Armenian work pants: pure perverted evil

Thursday, January 26th, 2006

About ten years ago, I was living in a shitty little apartment in a drab, white-trash neighborhood. I was about twenty-one years old and my life revolved around getting fucked up, sleeping, puking and smoking. Sometimes I’d combine one or more together for kicks because I was an angry little fucker and I liked it that way.

One afternoon, after waking up naked and extremely hung-over, I scrounged around and discovered that I was completely out of cigarettes. I was chain-smoking bastard at that point in my life, so this simply would not do. I needed to run to the corner store to further martyr my lung cilia.

Bleary and with head a-throbbing, I still had the common sense to not run out the door completely naked. I threw on a T-shirt and slapped on a pair of these Armenian work pants that I’d found in some Army-Navy surplus store. I’ve no idea if real-life Armenians actually did any work in them, but I kind of liked them. They were dark blue pants that instead of having a zipper or button fly, they used an overlapping contraption that closest resembled how the crotches of tighty-whiteys are set up. It looked completely normal to me and for some reason, I was partial to them. Perhaps it was the drugs.

Since I planned on coming right back, I threw these pants on without bothering to put on anything underneath and hit the street, heading for the corner store.

Ahead of me was a family on their porch. Father and mother, sitting around while several children ran about, screeching and giggling as the fucked up little parasites are known to do.

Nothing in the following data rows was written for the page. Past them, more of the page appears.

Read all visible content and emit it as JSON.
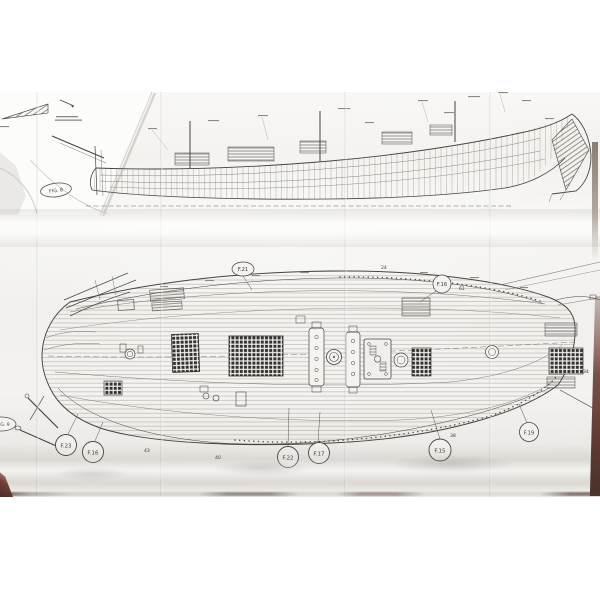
{
  "elevation": {
    "fig_stamp": "FIG. 8"
  },
  "deck": {
    "labels": [
      {
        "id": "f21",
        "text": "F.21"
      },
      {
        "id": "f16-top",
        "text": "F.16"
      },
      {
        "id": "fig9",
        "text": "FIG. 9"
      },
      {
        "id": "f23",
        "text": "F.23"
      },
      {
        "id": "f16-bottom",
        "text": "F.16"
      },
      {
        "id": "f22",
        "text": "F.22"
      },
      {
        "id": "f17",
        "text": "F.17"
      },
      {
        "id": "f15",
        "text": "F.15"
      },
      {
        "id": "f19",
        "text": "F.19"
      }
    ],
    "numbers": {
      "n61": "61",
      "n24": "24",
      "n38": "38",
      "n43": "43",
      "n40": "40",
      "n34": "34"
    }
  },
  "colors": {
    "ink": "#45433f",
    "paper": "#f1efeb",
    "table_edge": "#5d3a33"
  }
}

One of the children came running in my direction, chasing after an inflated rubber ball. When the ball neared me, I crouched down, picked it up and gently lobbed it back in the kid’s direction.

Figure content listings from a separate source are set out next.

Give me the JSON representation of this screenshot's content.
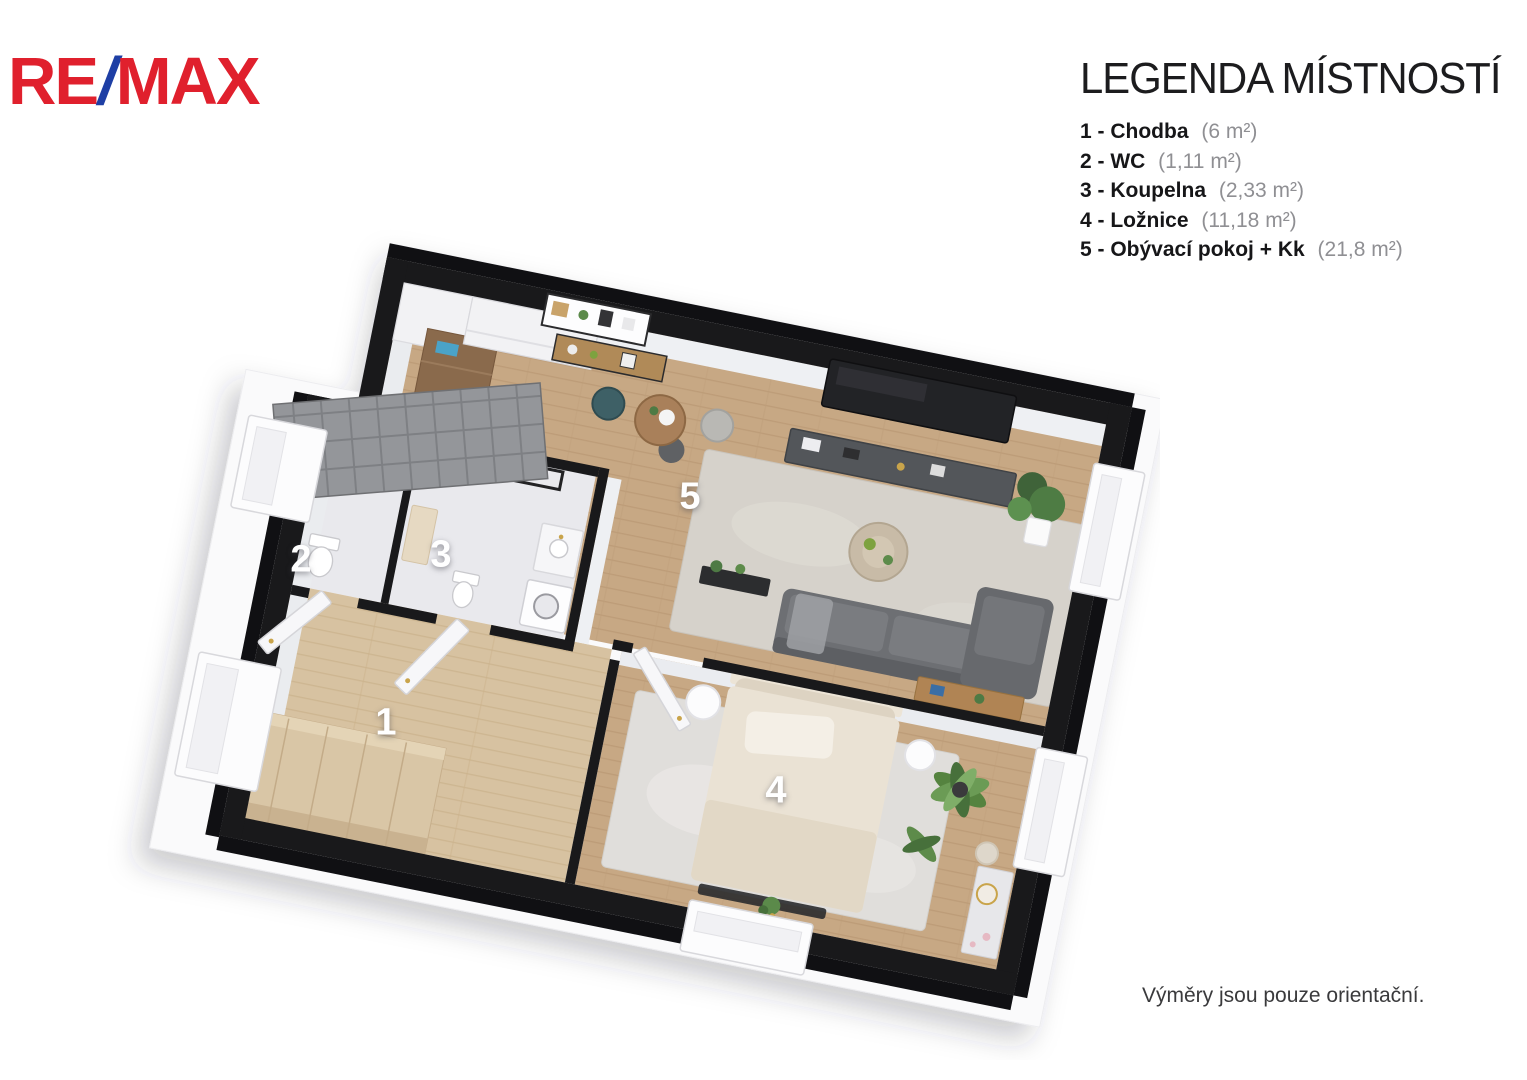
{
  "logo": {
    "text_re": "RE",
    "text_slash": "/",
    "text_max": "MAX",
    "red_hex": "#e0202d",
    "blue_hex": "#1e3fa5"
  },
  "legend": {
    "title": "LEGENDA MÍSTNOSTÍ",
    "items": [
      {
        "label": "1 - Chodba",
        "area": "(6 m²)"
      },
      {
        "label": "2 - WC",
        "area": "(1,11 m²)"
      },
      {
        "label": "3 - Koupelna",
        "area": "(2,33 m²)"
      },
      {
        "label": "4 - Ložnice",
        "area": "(11,18 m²)"
      },
      {
        "label": "5 - Obývací pokoj + Kk",
        "area": "(21,8 m²)"
      }
    ]
  },
  "floor_plan": {
    "room_labels": [
      {
        "number": "1",
        "room": "Chodba"
      },
      {
        "number": "2",
        "room": "WC"
      },
      {
        "number": "3",
        "room": "Koupelna"
      },
      {
        "number": "4",
        "room": "Ložnice"
      },
      {
        "number": "5",
        "room": "Obývací pokoj + Kk"
      }
    ]
  },
  "footer": {
    "disclaimer": "Výměry jsou pouze orientační."
  }
}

Suddenly, the kid starts bawling, turns tail and runs to her parents. The mother looks at me and offers up a “Oh Jesus fucking Christ” to the heavens and the father starts eyeing at me like he’s about to beat me half to death.

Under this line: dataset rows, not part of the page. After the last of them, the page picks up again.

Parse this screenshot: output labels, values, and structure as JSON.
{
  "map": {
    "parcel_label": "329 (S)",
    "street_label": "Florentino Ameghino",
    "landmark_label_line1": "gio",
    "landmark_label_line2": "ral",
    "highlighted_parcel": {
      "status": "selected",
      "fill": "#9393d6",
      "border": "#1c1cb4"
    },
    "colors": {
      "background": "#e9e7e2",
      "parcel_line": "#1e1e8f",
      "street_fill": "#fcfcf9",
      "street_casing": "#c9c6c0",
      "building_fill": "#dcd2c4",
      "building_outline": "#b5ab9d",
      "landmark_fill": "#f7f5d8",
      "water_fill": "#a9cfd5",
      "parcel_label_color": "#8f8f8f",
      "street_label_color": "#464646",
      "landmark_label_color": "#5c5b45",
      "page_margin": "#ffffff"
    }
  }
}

It was about that time that I began to notice a draft.

I glanced down and saw to my sheer fucking horror that a force beyond my control, be it fate, karma or physics had caused my dearest pieces to be exposed. I was hanging out. The flag wasn’t raised—thank whatever Gods responsible, but it was definitely flying in the wind.

Somehow in bending to get the ball, the fly-contraption on these Armenian work pants had managed to shift a little here, a little there and now here I was, standing in front of some white trash family on a Sunday afternoon, hung-over with my dick hanging out. The older children stood there, slack-jawed—the image of my face being burned into their brains as the role model to compare all future examples of “bad men” against. Score one for daveb.

I may have little or no redeeming qualities and I may just be an overall useless leech of an asshole but one thing I am most certainly not is a pervert that whips his junk out, especially in front of children. I was fully mortified.

As quick as I could I stuffed that shit back in and took off as fast as possible without actually breaking into a run. There was just no point in trying to explain myself and the curious contraption that made up the crotch of my Armenian work pants. I hit the store and chain-smoked my way home, taking care to walk a much longer and completely different route. I was to maintain this new route for the remainder of my time living in this neighborhood.

I have not worn Armenian work pants since that day.